We appreciate your initiative, Mr. President, in organizing this thematic debate on the impact of illicit arms trafficking on peace and security in Central Africa. Your concept paper has proved valuable in facilitating discussion on this topical issue.
Illicit arms trafficking has a profound impact on peace and security in Africa in general, and in Central Africa in particular. It undermines good governance and disrupts trade, tourism and investment. It jeopardizes economic development and generally putsdemocracy and development at risk. Illicit small arms also heighten inter-State conflicts and put the nation- State system itself under attack. With armed guerrilla groups proliferating and often dividing into warring factions, internal instabilities increasingly tend to evolve into larger regional wars. Cross-border support for insurgent movements is also on the rise. Largescale wars are ongoing in some parts of Africa, resulting in millions of internally displaced persons. The role of natural resources in fuelling conflicts in the region can never be overemphasized. Fighters on all sides benefit from mineral wealth, while arms merchants are only too happy to keep the fighters supplied as long as they partake of that wealth.
I should like to suggest five areas where efforts should be directed in tackling illicit arms trafficking in Central Africa and other parts of the continent.
First, there is a need to strengthen national and subregional mechanisms to combat the illicit trade in small arms and light weapons. The experience of the Wes t African subregion provides an important lesson in this regard. To consolidate peacebuilding and reconciliation in the subregion, the heads of State and Government of the Economic Community of West African States (ECOWAS) decided to transform the moratorium on the importation, exportation and manufacture of light weapons into a legally binding instrument, known as the ECOWAS Convention on Small Arms and Light Weapons, Their Ammunition and Other Related Materials. The Convention seeks to control, regulate and prohibit the transfer, manufacture and possession of small arms and light weapons. The subregion has been able to develop a plan of action, the ECOWAS Small Arms Control Programme, and also encourage the establishment of national focal points.
Secondly, in order to prevent weapons from ending up in the hands of those prohibited from receiving them, we believe that Governments must adhere to regional and international arms embargoes. They must start to sanction violators, as contraveners of arms embargoes have been able to act with impunity. The United Nations should redouble its efforts to closely monitor compliance, supervise enforcement and suggest persuasive measures to enhance compliance.
Thirdly, to end the impunity under which arms brokers operate, States should adopt an international arms trade treaty, which would provide common international standards regarding the practices of arms brokers. There is currently no uniform practice, with the result that arms brokers can change locations to avoid prosecution under one country’s laws by doing business in and through other, less regulated countries. Such a treaty would ensure that middlemen cannot move weapons from conflict to areas free of conflict for fear of prosecution.

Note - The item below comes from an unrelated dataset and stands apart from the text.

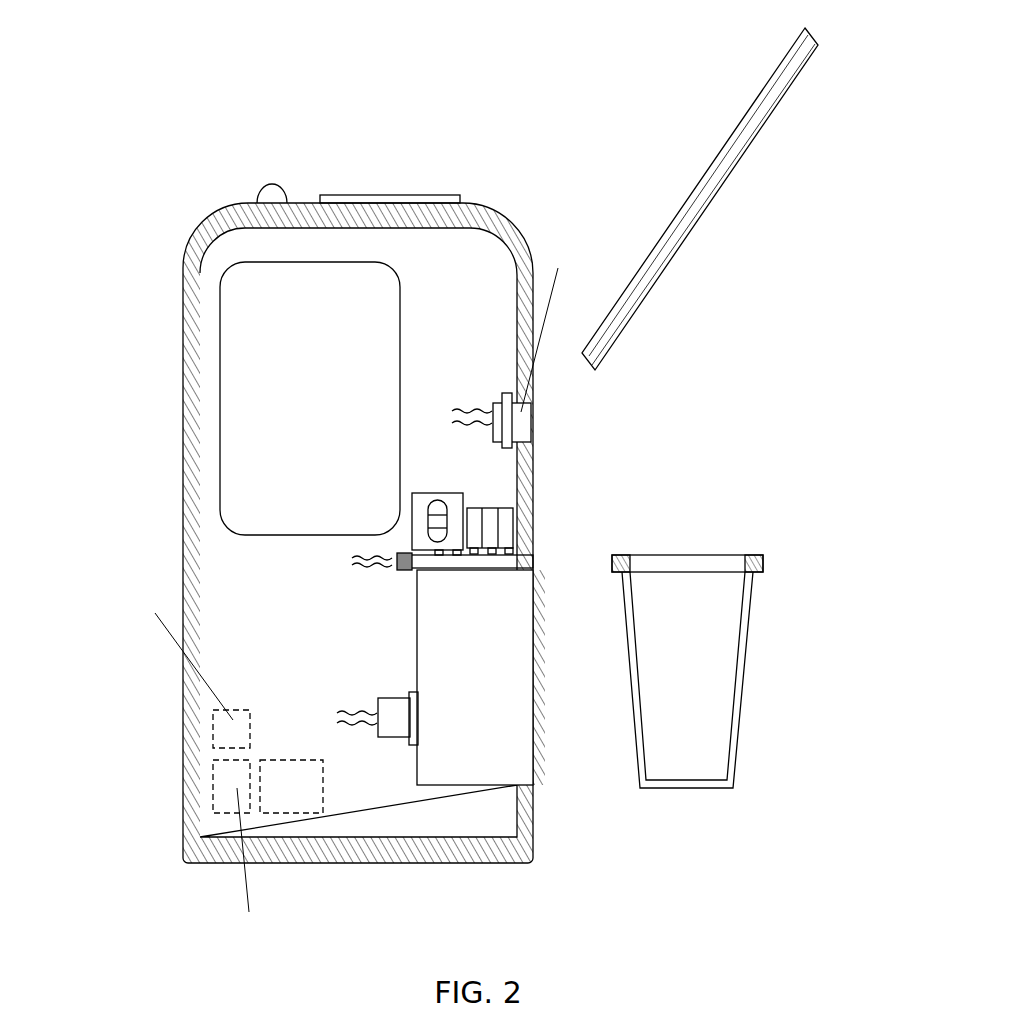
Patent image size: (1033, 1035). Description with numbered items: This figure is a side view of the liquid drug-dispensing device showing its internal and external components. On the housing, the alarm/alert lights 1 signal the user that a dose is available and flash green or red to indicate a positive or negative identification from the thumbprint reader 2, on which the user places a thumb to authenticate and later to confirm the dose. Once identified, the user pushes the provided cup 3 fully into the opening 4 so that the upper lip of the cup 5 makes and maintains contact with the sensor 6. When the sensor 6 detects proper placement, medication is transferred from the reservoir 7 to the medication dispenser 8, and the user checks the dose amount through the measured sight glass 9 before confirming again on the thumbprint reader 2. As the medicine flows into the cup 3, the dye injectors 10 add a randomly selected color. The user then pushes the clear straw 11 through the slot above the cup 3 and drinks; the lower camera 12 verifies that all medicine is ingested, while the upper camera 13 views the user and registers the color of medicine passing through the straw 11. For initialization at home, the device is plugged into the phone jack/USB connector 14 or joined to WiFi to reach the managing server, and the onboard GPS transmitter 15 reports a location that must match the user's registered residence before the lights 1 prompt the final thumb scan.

Furthermore, on the issue of standards, an international treaty that provides criteria on exports is needed in order to prevent arms from getting into the hands of abusers of human rights and international humanitarian law. International standards that determine eligibility requirements for arms exports would prevent arms from entering the illegal market and from falling into the hands of those likely to divert or use them for nefarious purposes.
Lastly, national Governments, especially those of arms-exporting States, must strengthen and use monitoring mechanisms in order to prevent legal sales from being diverted into the parallel market. End-use monitoring ensures that exported weapons are used properly and that exploiters follow all laws, policies, regulations and procedures, thus verifying that a foreign Government or the authorized foreign recipient of defense articles is using and controlling them in accordance with the terms and conditions of a transfer. Because many countries have non-existent or weak end-use monitoring provisions, international standards that require end-use monitoring are the most systematic and complete basis. Onboard pre-shipment and postshipment points are required. In addition, a common international end-used certificate that cannot be easily forged or duplicated must be developed.
Finally, I would like to thank Gabon for the draft presidential statement, and affirm our support for its adoption at the end of this debate.